Question 167·Medium·Text Structure and Purpose
The following text is from a reflective essay by a city archivist.
Every noon, the courthouse clock coughs before it strikes. The air seems to hold its breath, then the hour drops like coins into a dish: one, two, three. People look up only if the chime stumbles; otherwise, the sound threads through lunch orders and traffic without comment. When I first took this job, the clock felt like a fussy relic, another object to keep alive. Lately I keep wondering whether the town measures itself by those pulses more than by the documents I file. The clock stutters; we pause; we continue, and the day stitches itself to the next. Perhaps the record we trust is not ink on paper but a habit we share without speaking.
Which choice best describes the overall structure of the text?

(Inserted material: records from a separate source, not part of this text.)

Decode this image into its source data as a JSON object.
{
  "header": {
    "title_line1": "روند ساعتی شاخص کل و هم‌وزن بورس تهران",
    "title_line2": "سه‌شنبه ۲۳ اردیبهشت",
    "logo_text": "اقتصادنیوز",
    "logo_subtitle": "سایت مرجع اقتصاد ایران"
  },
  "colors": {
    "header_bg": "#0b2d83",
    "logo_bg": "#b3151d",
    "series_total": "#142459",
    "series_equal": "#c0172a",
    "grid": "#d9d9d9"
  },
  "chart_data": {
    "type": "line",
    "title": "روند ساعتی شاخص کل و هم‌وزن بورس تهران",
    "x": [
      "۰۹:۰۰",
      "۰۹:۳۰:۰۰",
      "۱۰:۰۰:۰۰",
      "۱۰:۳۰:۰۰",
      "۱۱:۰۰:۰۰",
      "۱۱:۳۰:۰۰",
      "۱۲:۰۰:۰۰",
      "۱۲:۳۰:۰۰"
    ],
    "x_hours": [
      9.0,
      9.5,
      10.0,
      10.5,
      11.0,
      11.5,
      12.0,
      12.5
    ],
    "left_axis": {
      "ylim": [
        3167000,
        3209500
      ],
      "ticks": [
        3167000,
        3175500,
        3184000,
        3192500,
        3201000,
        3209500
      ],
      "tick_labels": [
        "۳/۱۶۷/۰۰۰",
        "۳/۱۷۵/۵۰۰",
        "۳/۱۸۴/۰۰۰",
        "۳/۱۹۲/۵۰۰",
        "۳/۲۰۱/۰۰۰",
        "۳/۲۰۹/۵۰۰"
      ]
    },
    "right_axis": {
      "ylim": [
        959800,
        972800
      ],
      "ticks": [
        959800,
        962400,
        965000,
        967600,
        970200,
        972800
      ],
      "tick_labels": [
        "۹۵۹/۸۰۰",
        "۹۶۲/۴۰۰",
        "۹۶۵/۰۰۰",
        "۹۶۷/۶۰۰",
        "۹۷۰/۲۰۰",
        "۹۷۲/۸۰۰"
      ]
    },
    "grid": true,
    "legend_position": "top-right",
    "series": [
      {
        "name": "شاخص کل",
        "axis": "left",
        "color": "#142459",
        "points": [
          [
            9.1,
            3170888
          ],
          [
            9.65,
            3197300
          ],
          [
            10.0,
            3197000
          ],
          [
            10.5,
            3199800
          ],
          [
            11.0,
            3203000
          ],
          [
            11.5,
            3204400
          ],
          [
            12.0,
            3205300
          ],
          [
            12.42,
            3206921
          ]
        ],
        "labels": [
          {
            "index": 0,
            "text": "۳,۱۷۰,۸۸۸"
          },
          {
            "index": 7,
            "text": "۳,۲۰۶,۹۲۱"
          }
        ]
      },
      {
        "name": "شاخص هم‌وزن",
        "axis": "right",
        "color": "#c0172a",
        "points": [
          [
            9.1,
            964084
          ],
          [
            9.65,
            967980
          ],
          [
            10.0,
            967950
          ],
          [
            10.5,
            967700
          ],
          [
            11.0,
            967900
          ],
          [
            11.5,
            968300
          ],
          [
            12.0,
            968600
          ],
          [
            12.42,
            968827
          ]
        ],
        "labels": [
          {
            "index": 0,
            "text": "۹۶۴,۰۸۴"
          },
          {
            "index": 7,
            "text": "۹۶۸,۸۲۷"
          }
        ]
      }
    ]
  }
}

For overall-structure questions, quickly summarize in your own words what happens in the first half of the passage and what happens in the second half (for example, “first describes X, then reflects on Y” or “first poses a question, then answers it”). Then scan each answer for a matching two-part description and eliminate any choice that mentions elements you don’t actually see in the text (such as conversations, problems, or comparisons that never occur). Focus on the author’s moves—describe, narrate, compare, argue—rather than getting lost in the specific details.
Hints
Focus on the beginning vs. the end
Ask yourself: What is the narrator mainly doing in the first few sentences? Then, what is the narrator mainly doing in the last few sentences?
Look for the type of writing, not just the topic
Decide whether the passage is mostly telling a story, describing a scene, explaining a problem and solution, arguing with someone, or comparing two things.
Check for elements mentioned in the choices
Scan the text for any sign of an administrative problem, a conversation with other people, or two different historical records. If these don’t appear, you can rule out any choices that depend on them.
Notice the shift in the narrator’s thinking
Pay attention to where the narrator moves from concrete details about the clock to more abstract thoughts. How does that shift help describe the passage’s overall structure?
Step-by-step Explanation
Identify what the question is asking
The question asks about the overall structure of the text. That means you need to describe what the author does first and what the author does next (or last) in the passage, in general terms—not to interpret every detail.
Summarize the first part of the passage
Look at the opening sentences:
- "Every noon, the courthouse clock coughs before it strikes. The air seems to hold its breath, then the hour drops like coins into a dish: one, two, three. People look up only if the chime stumbles..."
Here the narrator is describing a repeated event involving the courthouse clock. Notice the strong sensory language (sound and imagery like "coughs" and "coins into a dish"). This is not a problem, argument, or comparison yet—it’s a concrete, familiar scene.
Summarize the second part of the passage
Now read from "When I first took this job" to the end. The narrator moves from description to reflection:
- The clock used to feel like a "fussy relic."
- Now the narrator "keep[s] wondering whether the town measures itself" more by the clock than by documents.
- "Perhaps the record we trust is not ink on paper but a habit we share without speaking."
This is the narrator stepping back and thinking about what the daily clock-chiming might represent for the town as a whole.
Eliminate choices that don’t match what the passage actually does
Now compare that summary to the answer choices:
- There is no specific problem and plan to fix it, so an option that describes an administrative problem plus solution cannot be right.
- There is no conversation with townspeople, so any choice that depends on dialogue or disputing others’ conclusions is wrong.
- There are no two conflicting historical records being compared, so a contrast between records does not fit.
Only one choice matches a move from a detailed description of a repeated event to a broader reflection on its meaning for the community.
Match the accurate description to the correct choice
The passage first depicts a familiar ritual in vivid sensory detail (the courthouse clock striking at noon) and then generalizes about the ritual’s symbolic significance for the community (suggesting the clock’s chimes are a shared, trusted “record” of time for the town). That is exactly what choice A) "The narrator depicts a familiar ritual in vivid sensory detail, then generalizes about the ritual’s symbolic significance for the community." describes, so A is correct.